Colistin, or colistimethate sodium, has been used for more than 50 years in both humans and animals. In human medicine, it is a last resort for the treatment of different kinds of infections caused by multidrug-resistant bacteria.
Advice group to recovene
Because of its important role as a last defence, EMA will consider if its 2013 advice on the responsible use of colistin in animals, particularly pigs, needs updating in light of the discovery.
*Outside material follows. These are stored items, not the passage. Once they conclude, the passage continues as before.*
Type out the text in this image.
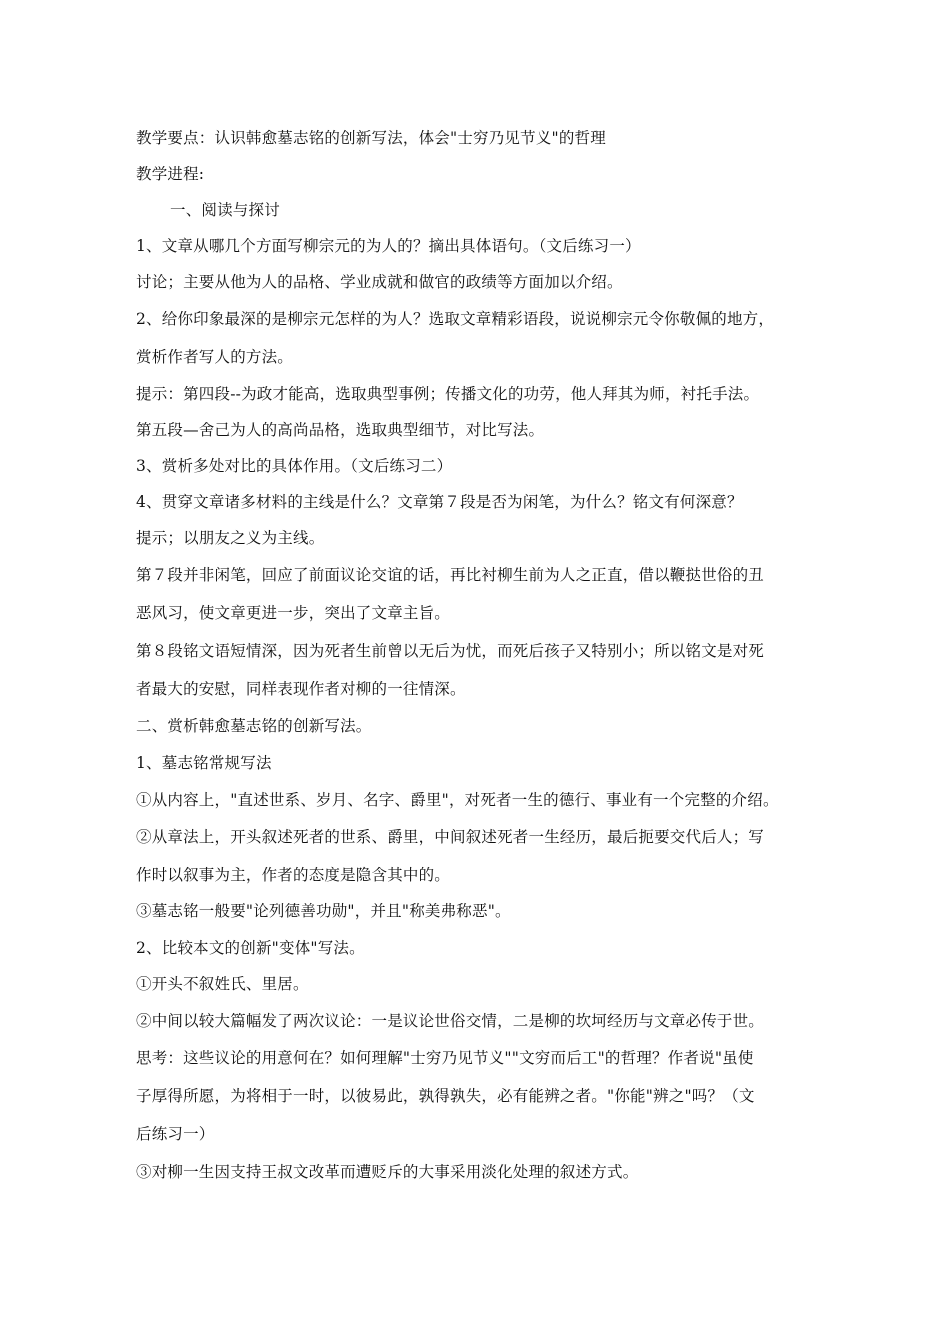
教学要点：认识韩愈墓志铭的创新写法，体会"士穷乃见节义"的哲理
教学进程:
一、阅读与探讨
1、文章从哪几个方面写柳宗元的为人的？摘出具体语句。（文后练习一）
讨论；主要从他为人的品格、学业成就和做官的政绩等方面加以介绍。
2、给你印象最深的是柳宗元怎样的为人？选取文章精彩语段，说说柳宗元令你敬佩的地方，
赏析作者写人的方法。
提示：第四段--为政才能高，选取典型事例；传播文化的功劳，他人拜其为师，衬托手法。
第五段—舍己为人的高尚品格，选取典型细节，对比写法。
3、赏析多处对比的具体作用。（文后练习二）
4、贯穿文章诸多材料的主线是什么？文章第７段是否为闲笔，为什么？铭文有何深意？
提示；以朋友之义为主线。
第７段并非闲笔，回应了前面议论交谊的话，再比衬柳生前为人之正直，借以鞭挞世俗的丑
恶风习，使文章更进一步，突出了文章主旨。
第８段铭文语短情深，因为死者生前曾以无后为忧，而死后孩子又特别小；所以铭文是对死
者最大的安慰，同样表现作者对柳的一往情深。
二、赏析韩愈墓志铭的创新写法。
1、墓志铭常规写法
①从内容上，"直述世系、岁月、名字、爵里"，对死者一生的德行、事业有一个完整的介绍。
②从章法上，开头叙述死者的世系、爵里，中间叙述死者一生经历，最后扼要交代后人；写
作时以叙事为主，作者的态度是隐含其中的。
③墓志铭一般要"论列德善功勋"，并且"称美弗称恶"。
2、比较本文的创新"变体"写法。
①开头不叙姓氏、里居。
②中间以较大篇幅发了两次议论：一是议论世俗交情，二是柳的坎坷经历与文章必传于世。
思考：这些议论的用意何在？如何理解"士穷乃见节义""文穷而后工"的哲理？作者说"虽使
子厚得所愿，为将相于一时，以彼易此，孰得孰失，必有能辨之者。"你能"辨之"吗？（文
后练习一）
③对柳一生因支持王叔文改革而遭贬斥的大事采用淡化处理的叙述方式。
To undertake this work, EMA will reconvene the Antimicrobial Advice Ad Hoc Expert Group (AMEG) that prepared the 2013 advice, which recommended:
- maintaining the use of colistin in veterinary medicine, but only for treatment of infected animals and those in contact with them
- removing all indications for preventive (or prophylactic) use, in line with the principles of responsible use
- strengthening the surveillance systems of resistance to colistin
- carrying out a review in case of a substantial increase of resistance in animal bacteria, or other new relevant information with a potential impact on public health
AMEG will assess whether the new evidence has any impact on the 2013 advice. The update will take into account the importance of colistin to human and veterinary medicine, the impact of resistance, the availability of alternative treatments and the effectiveness of possible risk management measures for the protection of public and animal health in Europe.
EMA expects to finalise the update over the next six months.